- Posted by Stephen Whiteley
- On 21/02/2011
- books, google ngrams, Linguistics
Everyone who’s everyone in the world of language, from David Crystal to the London Review of Books, is blogging furiously about Google’s latest project, the Books Ngram viewer, a.k.a culturenomics.
You can see why. This is a mindbogglingly grandiose effort, involving the scanning and digitisation of two trillion words’ worth of books, in a range of languages; a total which represents 11% of the books published between 1800 and 2008. So far, Google Labs have made 4% of these (a trifling 500 billion words) available for online analysis.
The idea is that you can search for a word in the database, which will then analyse the frequency of its use over the past 200 years. If you haven’t already, take a look at the program here. You will quickly get an idea of exactly how inane and pointless the whole thing is.

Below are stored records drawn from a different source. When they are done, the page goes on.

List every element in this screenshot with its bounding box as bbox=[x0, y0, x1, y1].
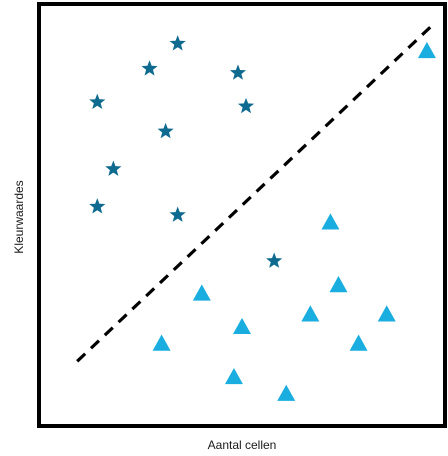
triangle-point-4 bbox=[329, 276, 348, 293]
plot-frame bbox=[37, 2, 447, 428]
triangle-point-10 bbox=[224, 367, 243, 385]
triangle-point-1 bbox=[417, 41, 436, 59]
triangle-point-8 bbox=[152, 334, 171, 351]
star-point-3 bbox=[229, 64, 247, 80]
star-point-10 bbox=[266, 252, 283, 268]
star-point-1 bbox=[169, 35, 186, 51]
triangle-point-7 bbox=[377, 305, 396, 322]
triangle-point-2 bbox=[321, 213, 340, 230]
star-point-8 bbox=[89, 198, 106, 214]
x-axis-label: Aantal cellen bbox=[208, 438, 277, 452]
triangle-point-11 bbox=[277, 384, 296, 401]
star-point-2 bbox=[141, 60, 158, 76]
star-point-5 bbox=[237, 97, 255, 114]
star-point-4 bbox=[89, 93, 106, 110]
triangle-point-5 bbox=[233, 317, 251, 335]
decision-boundary bbox=[76, 21, 437, 363]
star-point-7 bbox=[105, 160, 122, 176]
y-axis-label: Kleurwaardes bbox=[12, 180, 26, 253]
star-point-9 bbox=[169, 206, 186, 222]
data-points bbox=[89, 35, 436, 401]
triangle-point-3 bbox=[192, 284, 211, 301]
triangle-point-9 bbox=[349, 334, 368, 351]
triangle-point-6 bbox=[301, 305, 320, 322]
star-point-6 bbox=[157, 122, 174, 139]
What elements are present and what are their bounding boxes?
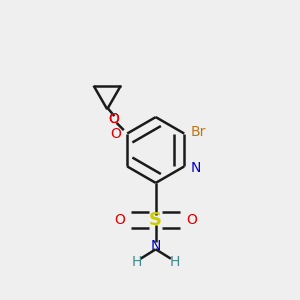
Text: O: O bbox=[187, 213, 197, 227]
Text: O: O bbox=[110, 127, 121, 140]
Text: N: N bbox=[151, 239, 161, 253]
Text: H: H bbox=[169, 255, 179, 268]
Text: O: O bbox=[114, 213, 125, 227]
Text: O: O bbox=[108, 112, 119, 126]
Text: Br: Br bbox=[190, 125, 206, 139]
Text: H: H bbox=[132, 255, 142, 268]
Text: N: N bbox=[190, 161, 201, 175]
Text: S: S bbox=[149, 211, 162, 229]
Text: O: O bbox=[108, 112, 119, 126]
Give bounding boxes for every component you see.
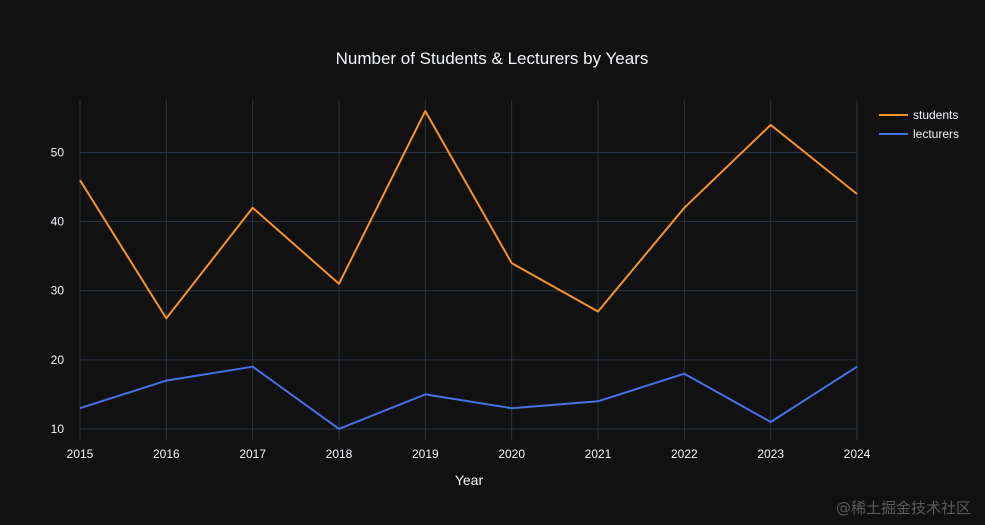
legend-label: lecturers xyxy=(913,127,959,141)
y-tick-label: 20 xyxy=(51,353,65,367)
x-tick-label: 2015 xyxy=(67,447,94,461)
x-tick-label: 2019 xyxy=(412,447,439,461)
series-lines xyxy=(79,110,858,430)
series-line-lecturers[interactable] xyxy=(79,365,858,430)
grid-lines xyxy=(79,100,858,440)
x-tick-label: 2024 xyxy=(844,447,871,461)
x-tick-label: 2022 xyxy=(671,447,698,461)
x-tick-label: 2020 xyxy=(498,447,525,461)
legend[interactable]: students lecturers xyxy=(879,108,959,141)
y-tick-label: 40 xyxy=(51,215,65,229)
x-tick-label: 2018 xyxy=(326,447,353,461)
legend-item-students[interactable]: students xyxy=(879,108,958,122)
x-tick-label: 2023 xyxy=(757,447,784,461)
x-tick-label: 2016 xyxy=(153,447,180,461)
axis-ticks: 2015 2016 2017 2018 2019 2020 2021 2022 2023 2024… xyxy=(51,146,871,461)
y-tick-label: 10 xyxy=(51,422,65,436)
y-tick-label: 30 xyxy=(51,284,65,298)
x-tick-label: 2017 xyxy=(239,447,266,461)
y-tick-label: 50 xyxy=(51,146,65,160)
legend-item-lecturers[interactable]: lecturers xyxy=(879,127,959,141)
chart-title: Number of Students & Lecturers by Years xyxy=(336,49,649,68)
x-axis-title: Year xyxy=(455,472,484,488)
x-tick-label: 2021 xyxy=(585,447,612,461)
series-line-students[interactable] xyxy=(79,110,858,320)
legend-label: students xyxy=(913,108,958,122)
watermark: @稀土掘金技术社区 xyxy=(835,499,971,517)
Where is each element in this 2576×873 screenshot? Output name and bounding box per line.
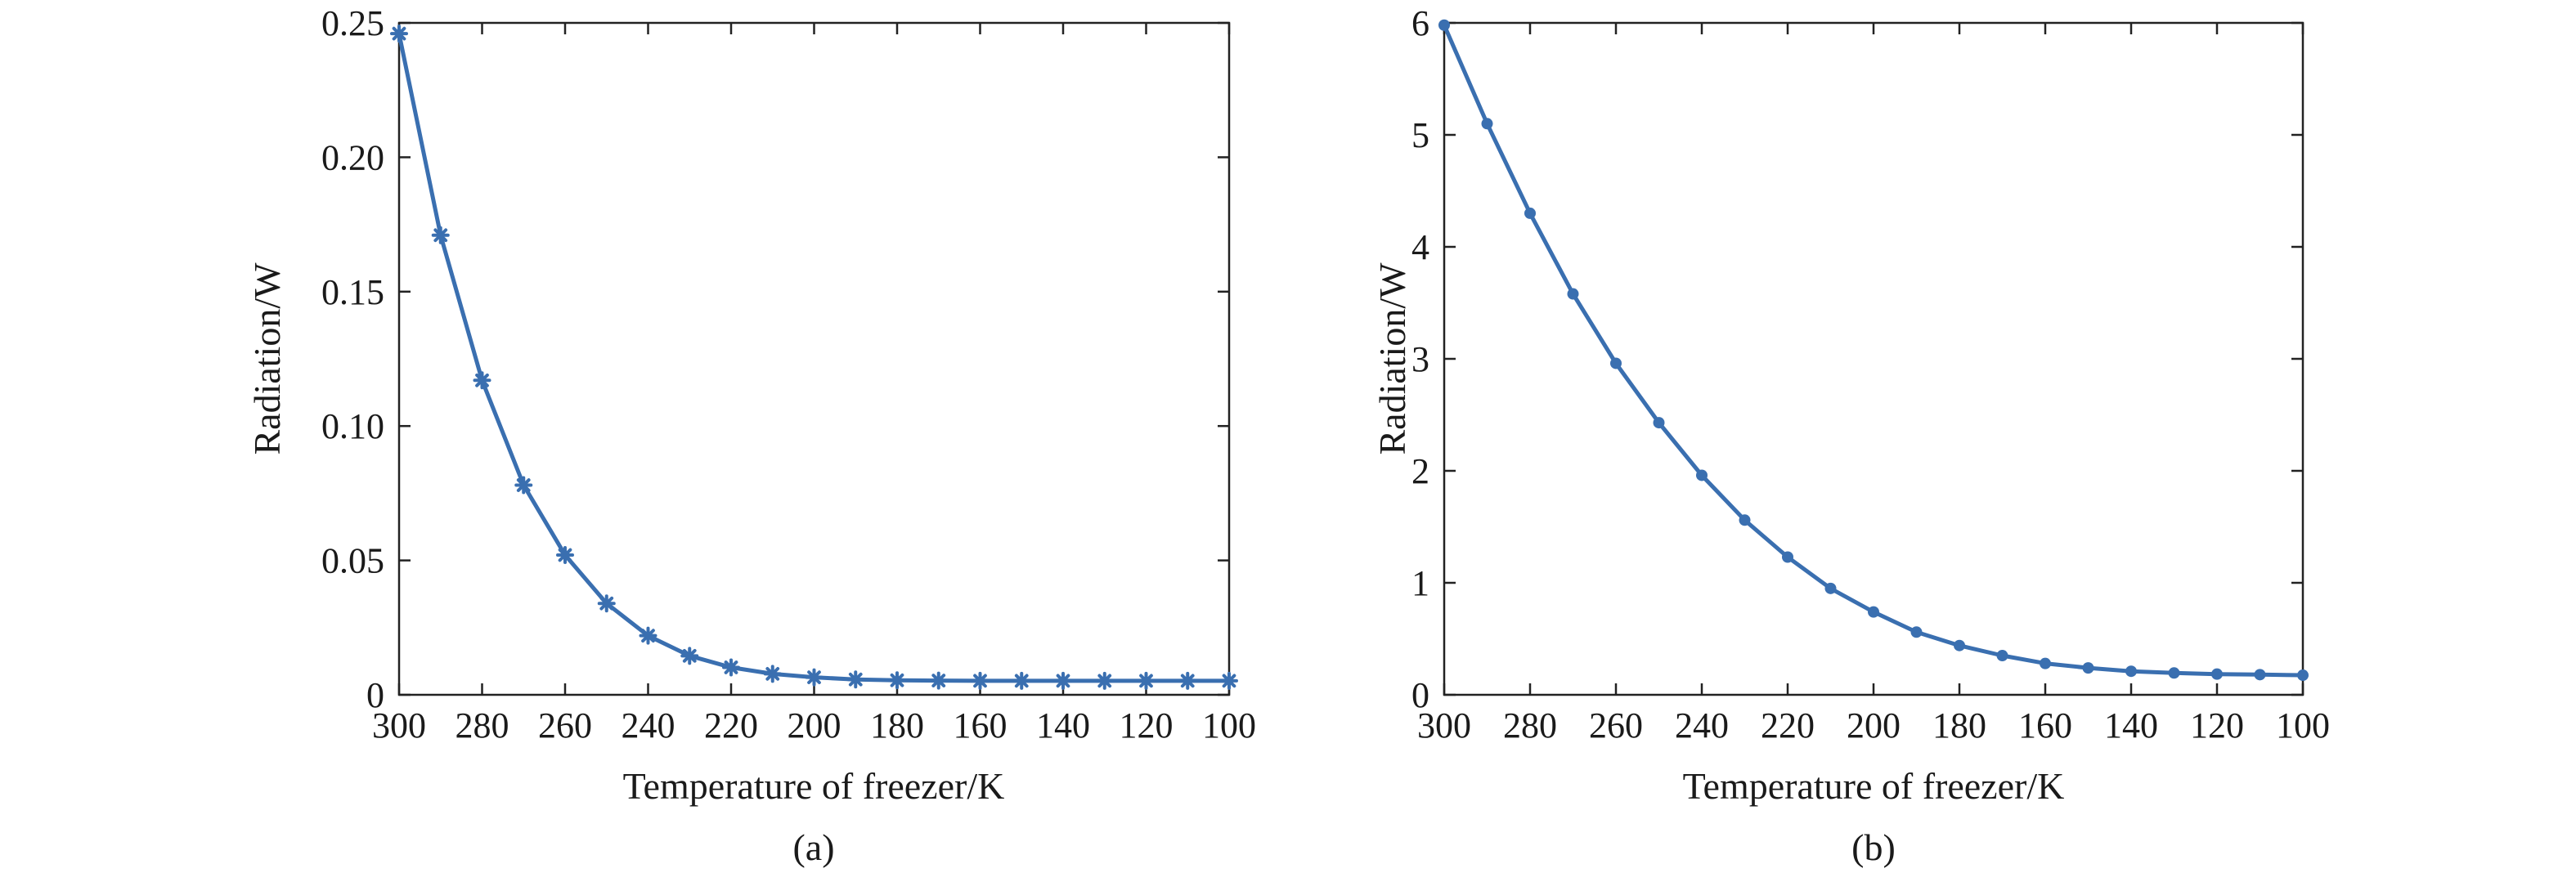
chart-a-xtick-label: 120 — [1120, 705, 1174, 745]
chart-b-xtick-label: 140 — [2104, 705, 2158, 745]
chart-b-data-point — [2211, 668, 2223, 680]
chart-a-xlabel: Temperature of freezer/K — [623, 765, 1005, 807]
chart-b-ytick-label: 4 — [1411, 227, 1429, 267]
chart-a-data-point — [1095, 671, 1114, 690]
chart-b-data-point — [1954, 639, 1965, 651]
chart-b-ytick-label: 5 — [1411, 115, 1429, 155]
chart-a-data-point — [846, 670, 865, 689]
chart-a-ytick-label: 0 — [366, 675, 384, 715]
chart-a-ytick-label: 0.10 — [321, 406, 384, 446]
chart-a-series-polyline — [397, 33, 1229, 683]
chart-b-ylabel: Radiation/W — [1371, 262, 1413, 455]
chart-a-data-point — [1012, 671, 1031, 690]
chart-a-ytick-label: 0.25 — [321, 3, 384, 43]
chart-a-caption: (a) — [792, 826, 834, 868]
chart-b-xtick-label: 180 — [1932, 705, 1986, 745]
chart-b-data-point — [1868, 606, 1879, 618]
chart-a-xtick-label: 180 — [870, 705, 924, 745]
chart-b-data-point — [2297, 669, 2309, 682]
chart-a-data-point — [1220, 671, 1238, 690]
chart-b-data-point — [1996, 650, 2008, 662]
chart-b-series-polyline — [1442, 24, 2304, 678]
chart-b-xtick-label: 160 — [2018, 705, 2072, 745]
chart-b-data-point — [1567, 288, 1579, 300]
chart-a-xtick-label: 260 — [538, 705, 592, 745]
chart-b-data-point — [2168, 667, 2180, 679]
chart-a-data-point — [514, 476, 533, 495]
chart-b-xtick-label: 100 — [2276, 705, 2330, 745]
chart-b-data-point — [1910, 626, 1923, 638]
chart-a-xtick-label: 280 — [456, 705, 509, 745]
chart-b-xtick-label: 280 — [1503, 705, 1557, 745]
chart-b-xtick-label: 300 — [1417, 705, 1471, 745]
chart-a-data-point — [431, 226, 450, 244]
chart-a-data-point — [1178, 671, 1197, 690]
chart-b-series-line — [1442, 24, 2304, 678]
chart-a-xtick-label: 140 — [1036, 705, 1090, 745]
chart-b-xtick-label: 240 — [1675, 705, 1729, 745]
chart-b-data-point — [1696, 469, 1708, 481]
chart-b-data-point — [1739, 514, 1751, 526]
chart-b-xtick-label: 200 — [1847, 705, 1901, 745]
chart-a-data-point — [390, 25, 408, 43]
chart-b-ytick-label: 2 — [1411, 451, 1429, 491]
chart-b-data-point — [2040, 657, 2051, 669]
chart-b-ytick-label: 0 — [1411, 675, 1429, 715]
chart-a-data-point — [763, 665, 782, 683]
chart-a-data-point — [597, 594, 616, 613]
chart-a: 300 280 260 240 220 200 180 160 140 120 100 0 0.05 0.… — [246, 3, 1256, 868]
chart-a-ylabel: Radiation/W — [246, 262, 288, 455]
chart-a-xtick-label: 100 — [1202, 705, 1256, 745]
chart-b-data-point — [1610, 357, 1622, 369]
chart-b-data-point — [1824, 582, 1837, 594]
chart-b-xlabel: Temperature of freezer/K — [1683, 765, 2065, 807]
chart-b-data-point — [1653, 417, 1665, 429]
chart-a-series-line — [397, 33, 1229, 683]
chart-a-data-point — [1137, 671, 1156, 690]
chart-b-data-point — [1438, 19, 1450, 31]
chart-b-xtick-label: 120 — [2190, 705, 2244, 745]
chart-b-data-point — [2125, 665, 2137, 678]
chart-b-ytick-label: 6 — [1411, 3, 1429, 43]
chart-b-data-point — [1782, 551, 1793, 563]
chart-a-xtick-label: 300 — [372, 705, 426, 745]
chart-a-data-point — [473, 371, 491, 390]
chart-a-data-point — [929, 671, 948, 690]
chart-a-xtick-label: 200 — [788, 705, 841, 745]
chart-b-markers — [1438, 19, 2309, 682]
chart-b-ytick-label: 1 — [1411, 563, 1429, 603]
chart-a-data-point — [888, 671, 906, 690]
chart-a-data-point — [556, 546, 574, 565]
chart-a-xtick-label: 160 — [954, 705, 1008, 745]
chart-a-ytick-label: 0.05 — [321, 541, 384, 581]
chart-b-data-point — [1524, 207, 1536, 219]
chart-b-xtick-label: 260 — [1589, 705, 1643, 745]
chart-a-data-point — [971, 671, 990, 690]
chart-a-ticks: 300 280 260 240 220 200 180 160 140 120 100 0 0.05 0.… — [321, 3, 1256, 745]
chart-a-xtick-label: 220 — [704, 705, 758, 745]
chart-b-caption: (b) — [1851, 826, 1896, 868]
chart-a-ytick-label: 0.15 — [321, 272, 384, 312]
chart-a-ytick-label: 0.20 — [321, 137, 384, 177]
chart-b-ytick-label: 3 — [1411, 339, 1429, 379]
chart-a-data-point — [1054, 671, 1072, 690]
chart-a-data-point — [722, 658, 740, 677]
chart-b: 300 280 260 240 220 200 180 160 140 120 100 0 1 2 3 4 5 6… — [1371, 3, 2330, 868]
chart-b-plot-frame — [1443, 21, 2304, 696]
chart-a-data-point — [639, 626, 657, 645]
chart-b-xtick-label: 220 — [1761, 705, 1815, 745]
chart-a-plot-frame — [397, 21, 1231, 696]
chart-b-data-point — [1481, 118, 1493, 130]
chart-b-data-point — [2082, 662, 2094, 674]
chart-a-xtick-label: 240 — [622, 705, 675, 745]
chart-b-ticks: 300 280 260 240 220 200 180 160 140 120 100 0 1 2 3 4 5 6 — [1411, 3, 2330, 745]
chart-a-data-point — [805, 668, 824, 687]
chart-a-markers — [390, 25, 1238, 690]
chart-a-data-point — [680, 647, 699, 665]
chart-b-data-point — [2254, 669, 2266, 681]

I’m sure I am not alone in that, like a child with a dictionary, the first thing I did was look up an assortment of swearwords. Then my name. Then some nonsense words and neologisms. Then QuickSilver (quite interesting, actually, given that the word was originally used by the alchemists to mean mercury). Then I bookmarked the page and did something else.
Perhaps the problem was that I didn’t have a specific research need that ngram responded to. The journal Science, in which this project was heralded, argues that there are a wide range of interesting data to be mined using this method. It gives the example of Marc Chagall, mentions of whose name increased fivefold in English between 1936 and 1944, whilst it was mentioned just once in Nazi Germany. Not necessarily very surprising, but it is probably useful to have some precise statistics to back up an intuitive assumption.

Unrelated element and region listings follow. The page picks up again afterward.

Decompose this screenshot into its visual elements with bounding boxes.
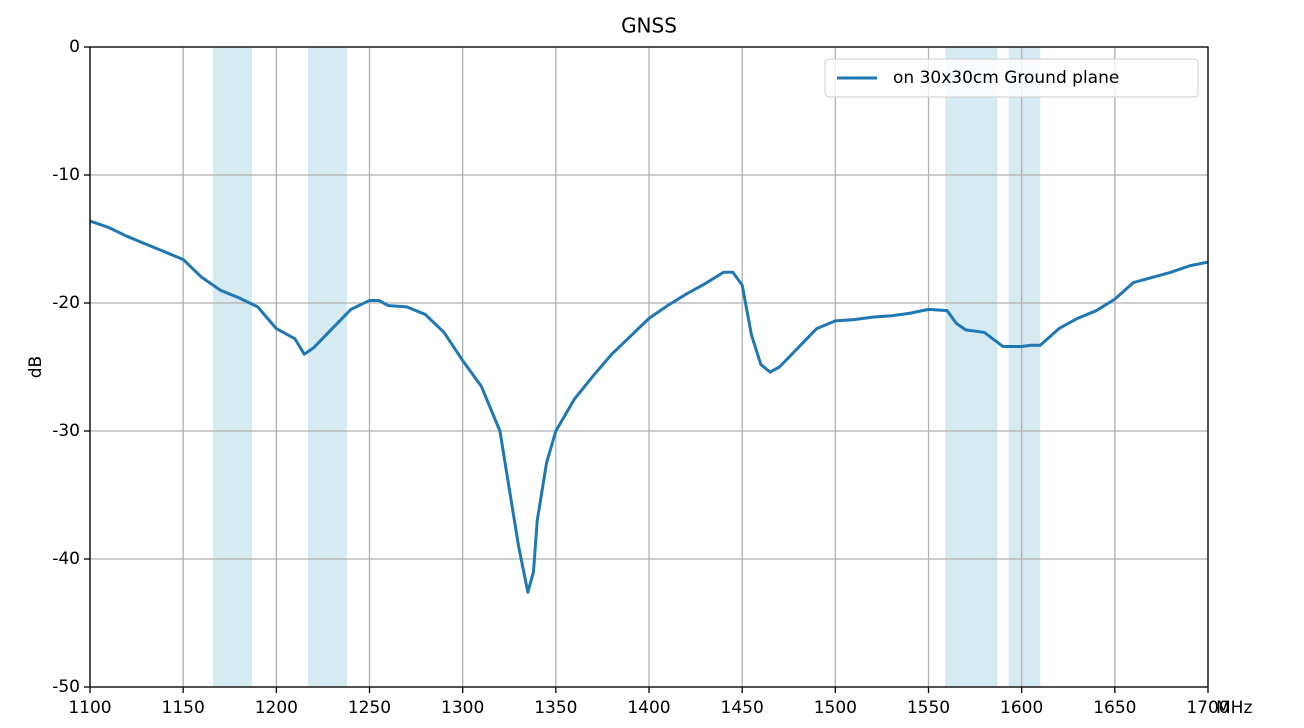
- chart-title: GNSS: [621, 14, 677, 38]
- y-tick-label: -40: [52, 549, 80, 569]
- line-series: [89, 219, 1209, 594]
- x-tick-label: 1100: [68, 698, 111, 718]
- x-tick-label: 1450: [721, 698, 764, 718]
- legend-box: [824, 58, 1199, 98]
- x-tick-label: 1200: [255, 698, 298, 718]
- y-tick-label: 0: [69, 37, 80, 57]
- y-tick-label: -30: [52, 421, 80, 441]
- y-tick-label: -50: [52, 677, 80, 697]
- plot-frame: [89, 46, 1209, 688]
- band: [1008, 47, 1041, 687]
- x-tick-label: 1350: [534, 698, 577, 718]
- x-tick-label: 1300: [441, 698, 484, 718]
- x-tick-label: 1550: [907, 698, 950, 718]
- x-tick-label: 1250: [348, 698, 391, 718]
- x-tick-label: 1600: [1000, 698, 1043, 718]
- x-tick-label: 1650: [1093, 698, 1136, 718]
- x-tick-label: 1150: [162, 698, 205, 718]
- x-tick-label: 1500: [814, 698, 857, 718]
- y-tick-label: -10: [52, 165, 80, 185]
- band: [212, 47, 253, 687]
- band: [945, 47, 998, 687]
- y-tick-label: -20: [52, 293, 80, 313]
- x-tick-label: 1400: [627, 698, 670, 718]
- y-axis-label: dB: [26, 356, 46, 378]
- x-tick-label: 1700: [1186, 698, 1229, 718]
- band: [308, 47, 348, 687]
- legend-label: on 30x30cm Ground plane: [893, 68, 1119, 88]
- x-axis-label: MHz: [1216, 698, 1252, 718]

But is it really that precise? The collection comprises books taken from ‘over 40 university libraries from around the world’, which any sociologist will tell you already constitutes a fairly skewed selection. There are no newspapers, no pamphlets, no magazines, no blogs (although the program’s creators say they plan to incorporate more ephemeral types of publication). As David Crystal wisely counsels, we must not exaggerate the importance of this project, nor its effectiveness as a research tool. According to the article in Science, the data show that Freud has become ’embedded in our collective subconscious’; but, as Crystal points out, the program cannot distinguish which Freud is mentioned: ‘They assume Sigmund. But what about Lucian, Clement, Anna…?’
The project’s founders, who include Stephen Pinker and Martin Nowak, say their approach ‘can provide insights about fields as diverse as lexicography, the evolution of grammar, collective memory, the adoption of technology, the pursuit of fame, censorship, and historical epidemiology.’ (PDF of their paper available here). There is undoubtedly significant potential here, but I suspect it will be some time before ‘Culturenomics’ (noisome neologism as it is) is capable of generating anything more than anecdotes.